There is yet one aspect of the Personality which must be considered before we can fully, or even partially, grasp its entire functions and potencies. This is the possibility of its complete separation from the Higher Ego through deliberately choosing the low, sensuous plane of the Quaternary, and the cruel, conscienceless struggle for existence which there has its normal field of activity. By stifling the voice of the Higher Ego, or conscience; by allying itself to evil; by vice and crime committed with the full realization that they are vices and crimes - there becomes possible for the Personality the fate of its utter and entire extinction. The rationale of this may be readily understood by what has already been explained as to its Post-mortem history. We have seen how intensely the presence of the Thinking Principle, the Reincarnating Ego, rationalizes those which before were merely animal passions and desires. If, now, the Higher Manas fail entirely to spiritualize these, the "I am myself" of such a person is only that of an animal - more cunning, more selfish, more conscienceless and more cruel, by a thousand - fold, than if the Higher Ego had never incarnated within it. The whole of the energy aroused and imparted by the latter is absorbed by the human animal.

Instead of burning for a time in Kama Loca, like the smoking wick of a candle whose flame has been extinguished, this being enters this plane at death with all its potencies for evil in full activity. No Devachan is possible; and as all its desires rage furi - ously earthwards, their very force will carry it speedily to a new reincarnation, and we then have a Jesse Pomeroy, or a Deeming, horrifying mankind by his atrocious crimes. So great may have been the impetus, so powerful the energy thus robbed from Manas, that a series of these human-animal incarnations may occur, each more soddenly brutal than the last, until an incarnation such as a jabbering idiot at the end prefaces the final plunge into animal latency. As a nascent center of human consciousness, the human-animal Personality can not be destroyed; but it is evident that it can so cut itself off from the Higher Ego upon one hand, and from the natural evolutionary activities of the upcoming animal monads upon the other, that it is quite separated from all chance of progress during incalculable periods. For the same widening of the area of its evil nature which cut it off as unlike and unassimilable by the Higher Ego, also made it unlike and superior in evil to the kingdom below; and it can not, therefore, re-enter this.

Of its fate, however, after it has lost all of its borrowed glory, and after it no longer recognizes itself as the man who had once the opportunity to become divine, it is useless to speculate. It is enough to know that the sufferings of such a Personality must be awful, indescribable. For whether he reincarnate immediately, or whether, this reincarnation being for karmic reasons impossible, he obsesses poor "mediums," to their ultimate sharing of his fate, alike must he expiate to the full every crime or evil thing done during the time he forged the chains which bound him to so terrible a destiny.

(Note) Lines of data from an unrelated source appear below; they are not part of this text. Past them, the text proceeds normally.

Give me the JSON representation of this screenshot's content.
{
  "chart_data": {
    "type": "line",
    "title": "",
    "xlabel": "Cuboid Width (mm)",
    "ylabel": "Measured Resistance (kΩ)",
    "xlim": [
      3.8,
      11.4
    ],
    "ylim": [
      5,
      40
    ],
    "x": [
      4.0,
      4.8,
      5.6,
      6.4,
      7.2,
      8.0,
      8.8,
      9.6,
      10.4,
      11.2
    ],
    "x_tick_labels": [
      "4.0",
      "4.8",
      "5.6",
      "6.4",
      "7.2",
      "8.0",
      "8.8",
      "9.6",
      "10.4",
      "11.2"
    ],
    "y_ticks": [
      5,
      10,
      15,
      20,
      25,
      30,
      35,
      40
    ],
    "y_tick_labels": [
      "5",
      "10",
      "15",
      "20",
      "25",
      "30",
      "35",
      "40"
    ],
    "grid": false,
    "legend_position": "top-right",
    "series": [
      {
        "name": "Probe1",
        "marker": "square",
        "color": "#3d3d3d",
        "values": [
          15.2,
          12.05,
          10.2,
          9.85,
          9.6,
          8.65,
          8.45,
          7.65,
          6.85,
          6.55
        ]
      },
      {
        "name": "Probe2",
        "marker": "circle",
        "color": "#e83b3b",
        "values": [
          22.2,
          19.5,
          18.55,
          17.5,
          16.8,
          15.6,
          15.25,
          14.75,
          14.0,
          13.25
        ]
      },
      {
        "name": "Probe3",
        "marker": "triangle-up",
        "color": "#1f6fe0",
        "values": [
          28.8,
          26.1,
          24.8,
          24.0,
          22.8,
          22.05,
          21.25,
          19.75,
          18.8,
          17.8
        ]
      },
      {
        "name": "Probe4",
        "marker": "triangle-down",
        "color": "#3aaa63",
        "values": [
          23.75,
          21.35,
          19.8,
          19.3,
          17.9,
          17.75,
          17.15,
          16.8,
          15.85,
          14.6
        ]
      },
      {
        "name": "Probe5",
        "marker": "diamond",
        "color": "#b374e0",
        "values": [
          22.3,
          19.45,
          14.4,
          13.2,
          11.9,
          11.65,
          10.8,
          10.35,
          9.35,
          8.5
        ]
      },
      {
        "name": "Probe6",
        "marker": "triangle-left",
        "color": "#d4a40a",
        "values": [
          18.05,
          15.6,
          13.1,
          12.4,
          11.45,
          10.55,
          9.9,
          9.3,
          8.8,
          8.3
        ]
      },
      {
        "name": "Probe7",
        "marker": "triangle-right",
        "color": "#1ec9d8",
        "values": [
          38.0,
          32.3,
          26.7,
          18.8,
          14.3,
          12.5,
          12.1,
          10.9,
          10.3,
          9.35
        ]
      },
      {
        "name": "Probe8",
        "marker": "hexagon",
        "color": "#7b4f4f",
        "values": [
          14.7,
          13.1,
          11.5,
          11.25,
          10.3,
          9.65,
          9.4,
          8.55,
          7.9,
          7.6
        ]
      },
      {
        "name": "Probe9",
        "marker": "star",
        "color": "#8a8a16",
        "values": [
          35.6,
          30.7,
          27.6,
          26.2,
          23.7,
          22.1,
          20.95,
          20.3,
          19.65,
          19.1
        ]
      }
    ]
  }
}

This is a fate which can overtake every human Personality, and the fact should be known as an evolutionary possibility. There are too many evident failures upon the purely physical plane - too many infant deaths - not to make it plain by correspondence and analogy that there may be also failures upon the mental plane. Let each one who considers himself too far over the line of danger pause, and seriously question himself as to whether his life is lighted by the pure flame of spirituality, or whether he is not, after all, living an unsuspected life of merely animal emotions, instincts, and appetites, intellectualized to such a brilliancy that the glow may prove a false beacon light to the ultimate wreckage of his soul; for it can not be too often nor too strongly insisted upon that no amount of mere intellectuality removes us from the animal plane to the safety of spiritual existence. Altruism is the law; compassion, the means; self-sacrifice, the surety, of existence upon the stable spiritual planes of being.

The monadic base upon which our center of consciousness rests is alone eternal and immortal. Our Higher Ego depends for its immortality upon rising to this monadic base in its conscious functioning. In a much greater degree is the personal Ego dependent upon the Higher for its promise of eternal life. All turns, as we have seen, upon the plane in which the personal "I" habitually functions; upon how deeply it permits itself to be dragged below the Divine plane to that of mortal passions and desires. Meanwhile, as our Higher Ego gathers strength and expands its consciousness through this experience of many lives, its reflections in material incarnations, or personal "I am I's," become also stronger, and the loss of any one of them through having been overcome by sensuous attraction grows more serious, both to Higher Ego and lower personality. For the mutual reaction and interdependence of the (Higher) Ego free and the (lower) Ego incarnated are very great, or successive incarnations under the iron law of cause and effect would not take place as they now inevitably do.